Richard Zambrano

Personal information
- Full name: Luis Richard Zambrano Chávez
- Date of birth: 20 May 1967 (age 58)
- Place of birth: Laja, Chile
- Height: 1.75 m (5 ft 9 in)
- Position: Striker

Youth career
- Deportes Laja [es]

Senior career*
- Years: Team / Apps / (Gls)
- 1984–1986: Deportes Laja [es]
- 1986–1989: Fernández Vial / 96 / (30)
- 1990–1991: Unión Española / 24 / (16)
- 1991–1992: St. Gallen
- 1992: Unión Española / 19 / (2)
- 1993: Universidad de Chile
- 1993–1995: Santos Laguna / 36 / (7)
- 1994: → Deportivo Cali (loan) / 16 / (4)
- 1995–1996: Atlético Celaya / 39 / (12)
- 1997–1998: Colo-Colo / 18 / (1)
- 1998–2000: UNAM / 41 / (5)
- 2000: Audax Italiano / 28 / (9)
- 2001: Deportivo Italchacao
- 2001: Deportes Puerto Montt / 9 / (1)
- 2002: Coquimbo Unido / 25 / (4)
- 2003–2006: Fernández Vial

International career
- 1987: Chile B / 5 / (0)
- 1990–1993: Chile / 8 / (2)

= Richard Zambrano =

Chilean footballer (born 1967)

Luis Richard Zambrano Chávez (/es/; born 20 May 1967), known as just Richard Zambrano, is a Chilean former professional footballer.

==Career==
Zambrano started his career with his hometown's club, Deportes Laja, in the mid-1980s.
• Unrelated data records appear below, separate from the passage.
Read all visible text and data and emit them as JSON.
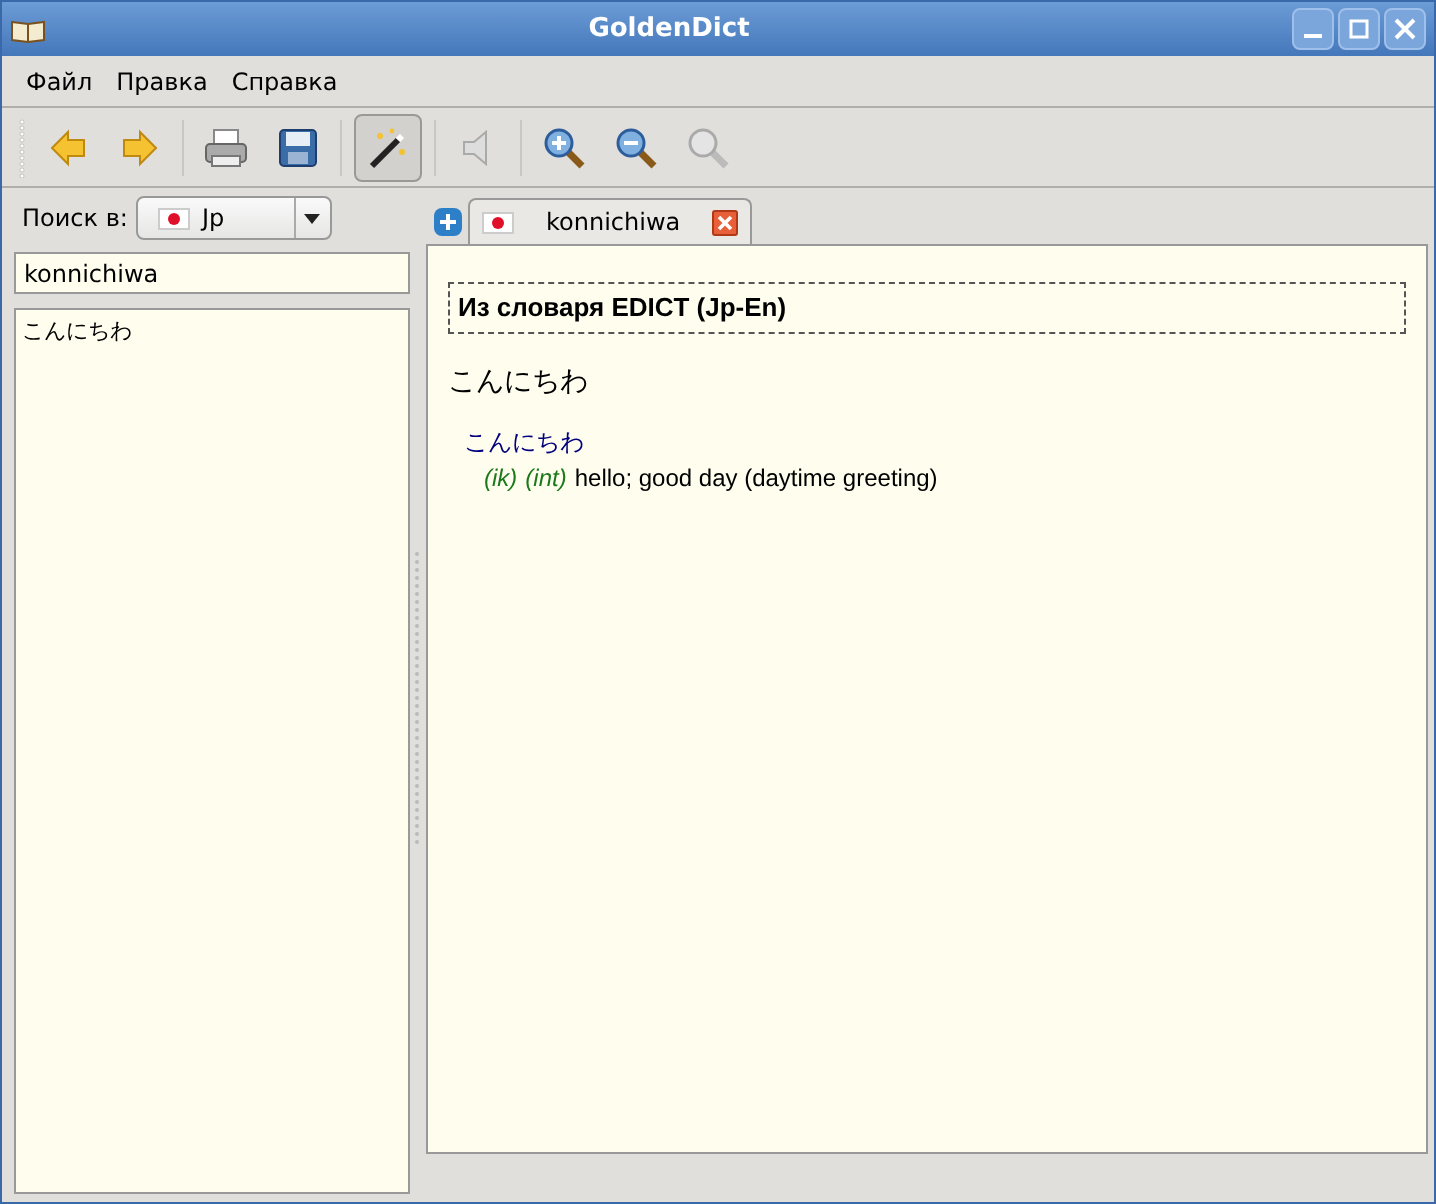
{
  "window": {
    "title": "GoldenDict"
  },
  "menu": [
    "Файл",
    "Правка",
    "Справка"
  ],
  "toolbar": [
    {
      "kind": "back",
      "disabled": false,
      "pressed": false
    },
    {
      "kind": "forward",
      "disabled": false,
      "pressed": false
    },
    {
      "kind": "print",
      "disabled": false,
      "pressed": false
    },
    {
      "kind": "save",
      "disabled": false,
      "pressed": false
    },
    {
      "kind": "wand",
      "disabled": false,
      "pressed": true
    },
    {
      "kind": "sound",
      "disabled": true,
      "pressed": false
    },
    {
      "kind": "zoomin",
      "disabled": false,
      "pressed": false
    },
    {
      "kind": "zoomout",
      "disabled": false,
      "pressed": false
    },
    {
      "kind": "zoomreset",
      "disabled": true,
      "pressed": false
    }
  ],
  "search": {
    "label": "Поиск в:",
    "group": "Jp",
    "value": "konnichiwa"
  },
  "word_list": [
    "こんにちわ"
  ],
  "tabs": [
    {
      "label": "konnichiwa",
      "selected": true
    }
  ],
  "article": {
    "dictionary": "Из словаря EDICT (Jp-En)",
    "headword": "こんにちわ",
    "reading": "こんにちわ",
    "tags": [
      "(ik)",
      "(int)"
    ],
    "definition": "hello; good day (daytime greeting)"
  }
}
Zambrano had successful spells in his country and Mexico and retired in 2006, aged 39. His last club was Arturo Fernández Vial. He also played in Venezuela for Deportivo Italchacao in 2001.

Zambrano also represented the Chile national football team in the 1993 Copa América in Ecuador, where he scored twice in a 3–2 victory over Brazil. Before, he represented the Chile B national team in the 1987 President's Cup International Football Tournament.

==In politics==
Zambrano was a candidate to councillor for Los Ángeles commune in 2012.